Enfin, je pense que les établissements scolaires ont un rôle essentiel à jouer. C’est pourquoi l’opération « Ciné Lycée », qui permet d’accéder gratuitement à plusieurs centaines de films de notre patrimoine cinématographique, vient d’être élargie à tous les arts pour devenir « Culture Lycée ». Les élèves auront donc accès, grâce à la plateforme Internet mise en place par France Télévisions, à des visites virtuelles d’expositions et à des captations de spectacles de théâtre, de musique et de danse.
JdA : Quelles mesures concrètes allez-vous prendre pour favoriser l’enseignement de l’histoire de l’art dans les lycées et collèges ?
N. S. : J’ai déjà pris une mesure extrêmement concrète : j’ai généralisé l’histoire des arts dans les collèges et les lycées et, depuis l’an dernier, cet enseignement est sanctionné par une épreuve obligatoire au brevet des collèges.
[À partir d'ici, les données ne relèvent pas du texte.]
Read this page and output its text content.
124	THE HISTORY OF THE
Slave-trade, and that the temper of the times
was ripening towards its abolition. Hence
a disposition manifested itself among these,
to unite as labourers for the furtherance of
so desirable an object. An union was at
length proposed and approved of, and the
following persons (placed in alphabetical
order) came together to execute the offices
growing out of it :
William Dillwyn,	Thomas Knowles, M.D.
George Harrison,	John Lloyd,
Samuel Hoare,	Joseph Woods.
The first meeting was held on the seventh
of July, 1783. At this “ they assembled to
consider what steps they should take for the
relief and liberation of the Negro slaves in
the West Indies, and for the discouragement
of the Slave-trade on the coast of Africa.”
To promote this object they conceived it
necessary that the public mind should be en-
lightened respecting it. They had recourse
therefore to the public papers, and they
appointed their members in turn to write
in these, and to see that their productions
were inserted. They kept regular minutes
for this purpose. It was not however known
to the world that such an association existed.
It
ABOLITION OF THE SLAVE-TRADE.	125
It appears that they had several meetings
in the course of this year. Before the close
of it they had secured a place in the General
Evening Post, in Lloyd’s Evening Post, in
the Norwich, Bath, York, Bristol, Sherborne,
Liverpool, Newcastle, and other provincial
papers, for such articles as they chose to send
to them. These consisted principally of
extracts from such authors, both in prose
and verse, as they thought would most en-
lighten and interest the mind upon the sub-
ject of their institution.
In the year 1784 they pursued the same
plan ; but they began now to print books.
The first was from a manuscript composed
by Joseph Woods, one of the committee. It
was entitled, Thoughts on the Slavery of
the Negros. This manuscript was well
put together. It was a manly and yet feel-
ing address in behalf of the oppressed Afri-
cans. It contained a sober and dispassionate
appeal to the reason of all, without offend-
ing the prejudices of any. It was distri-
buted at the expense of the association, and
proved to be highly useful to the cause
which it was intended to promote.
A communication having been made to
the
Je veux poursuivre dans cette voie avec une épreuve au baccalauréat. La formation des enseignants sera un enjeu capital. C’est notamment pourquoi la France a créé en 2011 le premier « Festival de l’histoire de l’art », qui offre aux professionnels, aux étudiants et aux simples amateurs une série unique au monde de rencontres à la fois scientifiques, pédagogiques et festives.
JdA : Comment augmenter la notoriété internationale de nos artistes contemporains ?
N. S. : Le Palais de Tokyo, dont j’ai confié la direction à Jean de Loisy, ouvrira au public dans les tout prochains jours. Il s’agira du plus grand centre d’art d’Europe, voire du monde, avec près de 25 000 mètres carrés au cœur de Paris. La valorisation de la scène française sera une priorité essentielle dans la programmation du Palais. Cet équipement que les artistes et les galeristes nous réclamaient depuis des décennies, le voilà enfin réalisé.
L’autre façon de valoriser la notoriété de nos artistes, c’est d’avoir un marché de l’art dont les mécanismes et les institutions fonctionnent bien. J’y ai veillé notamment avec une loi de juillet 2011, par laquelle j’ai enfin mis au niveau des standards internationaux la réglementation de nos ventes aux enchères. La FIAC [Foire internationale d’art contemporain] et Paris Photo n’ont jamais eu un tel succès et le printemps voit une floraison de manifestations comme Art Paris et le Salon du dessin, le Salon du livre.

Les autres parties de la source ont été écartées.